I knew something wasn’t right early on. We adopted Julia from a Siberian orphanage in February 2003. She didn’t clutch to me or gaze in my eye. She never rested her head on my shoulder or relaxed into a warm embrace. She didn’t respond if I sang or read to her. It was like she was there, but wasn’t.
For a while, weeks, maybe months, I sank deeper and deeper into depression, thinking I’d made a terrible mistake. Maybe I wasn’t cut out to be a mother?

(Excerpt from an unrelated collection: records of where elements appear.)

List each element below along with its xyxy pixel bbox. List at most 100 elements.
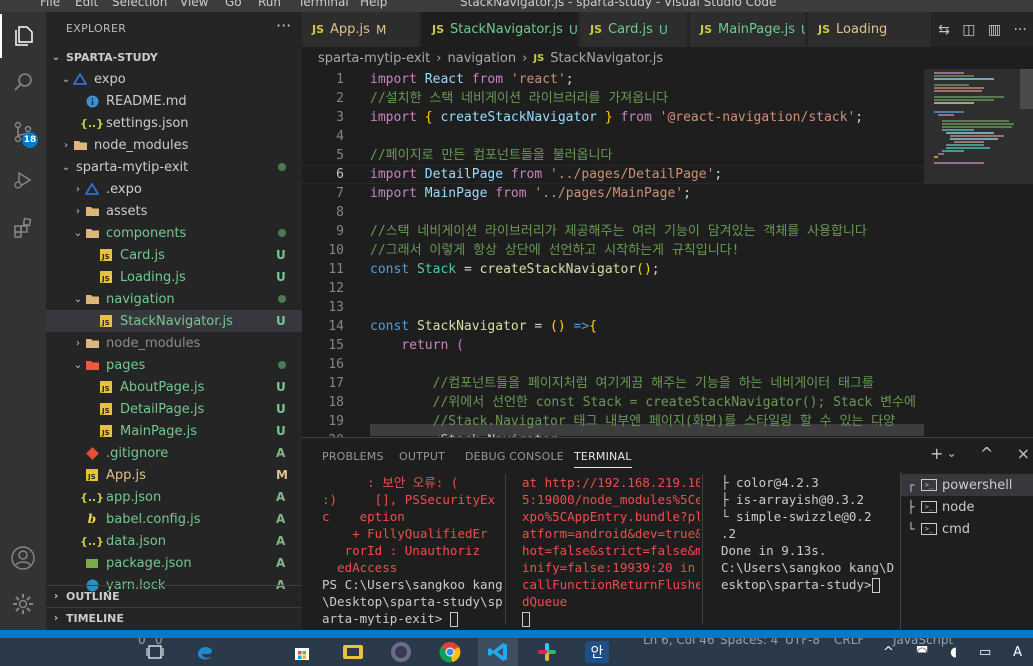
tree-folder[interactable]: ⌄ pages <box>46 354 302 376</box>
activity-settings[interactable] <box>0 582 46 626</box>
terminal-split-divider[interactable] <box>702 474 703 624</box>
open-changes-icon[interactable]: ◫ <box>962 22 975 38</box>
tree-file[interactable]: package.json A <box>46 552 302 574</box>
editor-tab[interactable]: JSStackNavigator.jsU× <box>422 12 578 47</box>
show-hidden-icons-icon[interactable]: ^ <box>883 645 894 660</box>
terminal-split-divider[interactable] <box>505 474 506 624</box>
code-line[interactable]: //스택 네비게이션 라이브러리가 제공해주는 여러 기능이 담겨있는 객체를 … <box>370 222 867 241</box>
breadcrumb-item-folder[interactable]: navigation <box>447 51 516 66</box>
tree-folder[interactable]: › node_modules <box>46 134 302 156</box>
tree-folder[interactable]: ⌄ navigation <box>46 288 302 310</box>
taskbar-slack[interactable] <box>527 638 567 666</box>
battery-icon[interactable]: ▭ <box>979 645 991 660</box>
tree-file[interactable]: {..} app.json A <box>46 486 302 508</box>
menu-run[interactable]: Run <box>258 0 281 9</box>
network-icon[interactable]: ◚ <box>916 645 929 660</box>
tree-file[interactable]: .gitignore A <box>46 442 302 464</box>
volume-icon[interactable]: ◖ <box>950 645 957 660</box>
input-language-icon[interactable]: A <box>1013 645 1022 660</box>
code-line[interactable]: import { createStackNavigator } from '@r… <box>370 108 863 127</box>
panel-tab-terminal[interactable]: TERMINAL <box>574 450 632 468</box>
explorer-more-button[interactable]: ··· <box>276 16 291 35</box>
breadcrumb-item-file[interactable]: StackNavigator.js <box>550 51 663 66</box>
tree-file[interactable]: JS AboutPage.js U <box>46 376 302 398</box>
taskbar-vscode[interactable] <box>478 638 518 666</box>
code-editor[interactable]: 1 import React from 'react'; 2 //설치한 스택 네비게… <box>302 69 1033 437</box>
new-terminal-icon[interactable]: + <box>930 444 943 466</box>
timeline-section[interactable]: › TIMELINE <box>46 607 302 629</box>
minimap[interactable] <box>924 69 1033 437</box>
tree-file[interactable]: README.md <box>46 90 302 112</box>
activity-account[interactable] <box>0 536 46 580</box>
taskbar-task-view[interactable] <box>135 638 175 666</box>
code-line[interactable]: //컴포넌트들을 페이지처럼 여기게끔 해주는 기능을 하는 네비게이터 태그를 <box>370 374 874 393</box>
tree-folder[interactable]: › assets <box>46 200 302 222</box>
code-line[interactable]: const StackNavigator = () =>{ <box>370 317 597 336</box>
menu-edit[interactable]: Edit <box>75 0 98 9</box>
editor-tab[interactable]: JS MainPage.js U <box>690 12 806 47</box>
menu-go[interactable]: Go <box>225 0 242 9</box>
breadcrumb-item-project[interactable]: sparta-mytip-exit <box>318 51 430 66</box>
editor-tab[interactable]: JS Card.js U <box>580 12 688 47</box>
editor-horizontal-scrollbar[interactable] <box>370 424 924 436</box>
tree-file[interactable]: {..} data.json A <box>46 530 302 552</box>
editor-tab[interactable]: JS Loading <box>808 12 932 47</box>
menu-file[interactable]: File <box>40 0 60 9</box>
tree-folder[interactable]: › .expo <box>46 178 302 200</box>
maximize-panel-icon[interactable]: ^ <box>980 444 993 466</box>
tree-file[interactable]: JS MainPage.js U <box>46 420 302 442</box>
tree-file[interactable]: JS App.js M <box>46 464 302 486</box>
panel-tab-problems[interactable]: PROBLEMS <box>322 450 384 463</box>
more-actions-icon[interactable]: ··· <box>1013 22 1026 38</box>
editor-vertical-scrollbar[interactable] <box>1020 69 1033 109</box>
taskbar-korean-ime[interactable]: 안 <box>576 638 618 666</box>
tree-folder[interactable]: ⌄ expo <box>46 68 302 90</box>
menu-view[interactable]: View <box>180 0 208 9</box>
outline-section[interactable]: › OUTLINE <box>46 585 302 607</box>
tree-file[interactable]: JS Card.js U <box>46 244 302 266</box>
taskbar-chrome[interactable] <box>430 638 470 666</box>
code-line[interactable]: import React from 'react'; <box>370 70 574 89</box>
terminal-list-item[interactable]: └ >_ cmd <box>901 518 1033 540</box>
activity-source-control[interactable]: 18 <box>0 110 46 154</box>
terminal-dropdown-icon[interactable]: ⌄ <box>947 446 957 466</box>
tree-file[interactable]: {..} settings.json <box>46 112 302 134</box>
menu-terminal[interactable]: Terminal <box>298 0 349 9</box>
tree-file[interactable]: JS Loading.js U <box>46 266 302 288</box>
code-line[interactable]: import DetailPage from '../pages/DetailP… <box>370 165 722 184</box>
activity-extensions[interactable] <box>0 206 46 250</box>
terminal-list-item[interactable]: ┌ >_ powershell <box>901 474 1033 496</box>
terminal-pane-powershell[interactable]: : 보안 오류: (:) [], PSSecurityEx c eption + … <box>322 474 502 627</box>
code-line[interactable]: return ( <box>370 336 464 355</box>
taskbar-store[interactable] <box>282 638 322 666</box>
tree-folder[interactable]: › node_modules <box>46 332 302 354</box>
tree-folder[interactable]: ⌄ components <box>46 222 302 244</box>
taskbar-photos[interactable] <box>333 638 373 666</box>
tree-file[interactable]: JS DetailPage.js U <box>46 398 302 420</box>
terminal-pane-cmd[interactable]: ├ color@4.2.3 ├ is-arrayish@0.3.2 └ simple… <box>721 474 899 593</box>
terminal-pane-node[interactable]: at http://192.168.219.10 5:19000/node_mod… <box>522 474 700 627</box>
minimap-slider[interactable] <box>924 69 1033 184</box>
code-line[interactable]: //그래서 이렇게 항상 상단에 선언하고 시작하는게 규칙입니다! <box>370 241 739 260</box>
code-line[interactable]: //위에서 선언한 const Stack = createStackNavig… <box>370 393 916 412</box>
close-panel-icon[interactable]: × <box>1017 444 1030 466</box>
taskbar-edge[interactable] <box>185 638 225 666</box>
tree-file[interactable]: JS StackNavigator.js U <box>46 310 302 332</box>
panel-tab-debug-console[interactable]: DEBUG CONSOLE <box>465 450 564 463</box>
code-line[interactable]: //페이지로 만든 컴포넌트들을 불러옵니다 <box>370 146 612 165</box>
panel-tab-output[interactable]: OUTPUT <box>399 450 445 463</box>
tree-folder[interactable]: ⌄ sparta-mytip-exit <box>46 156 302 178</box>
code-line[interactable]: //설치한 스택 네비게이션 라이브러리를 가져옵니다 <box>370 89 668 108</box>
activity-explorer[interactable] <box>0 14 46 58</box>
activity-run-debug[interactable] <box>0 158 46 202</box>
taskbar-obs[interactable] <box>381 638 421 666</box>
activity-search[interactable] <box>0 60 46 104</box>
code-line[interactable]: import MainPage from '../pages/MainPage'… <box>370 184 691 203</box>
terminal-list-item[interactable]: ├ >_ node <box>901 496 1033 518</box>
workspace-root[interactable]: ⌄ SPARTA-STUDY <box>46 46 302 68</box>
compare-changes-icon[interactable]: ⇆ <box>938 22 950 38</box>
editor-tab[interactable]: JS App.js M <box>302 12 420 47</box>
code-line[interactable]: const Stack = createStackNavigator(); <box>370 260 660 279</box>
menu-selection[interactable]: Selection <box>112 0 167 9</box>
split-editor-icon[interactable]: ▥ <box>988 22 1001 38</box>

Julia was a little more responsive with my husband, but only somewhat. For the first 10 months, I suffered guilt, shame, and sadness. After traveling 10,000 miles, twice, to bring home this child, I was unwilling to let anyone know how I really felt. Then the revelations began.
I hired a day-time nanny in early 2004. Anna was 21, experienced and energetic. She’d come with a glowing review from the mother of her last charges. When she mentioned Julia was having trouble warming up to her, a ding went off in my head. Why? Why isn’t Julia connecting to this lovely young lady who took her daily to the park, to playdates, to “mommy-and-me” classes. I thought for sure that Anna might be able to give her what I couldn’t.
A year later, I enrolled Julia in pre-school, and saw more of the same: A child who was not bonding with teachers or other children. She was as much an enigma to others as she was to us. Everyone agreed she was gregarious, vivacious, friendly, and outgoing. Yet at the same time, she was aloof, hard to figure out. When I picked her up at the end of the day, she was always by herself, sometimes sitting under a desk. Worried, I mentioned her odd behavior to her pediatrician.
That was the first time I’d heard of Reactive Attachment Disorder (RAD). The doctor, who worked with foreign adoptees, explained RAD was common among institutionalized children. The early break from birth mothers causes trauma that makes it difficult for the child to trust or attach to another adult. This, he explained, is why Julia recoils when she is held. Why she doesn’t have a favorite teddy. Why she won’t make eye contact.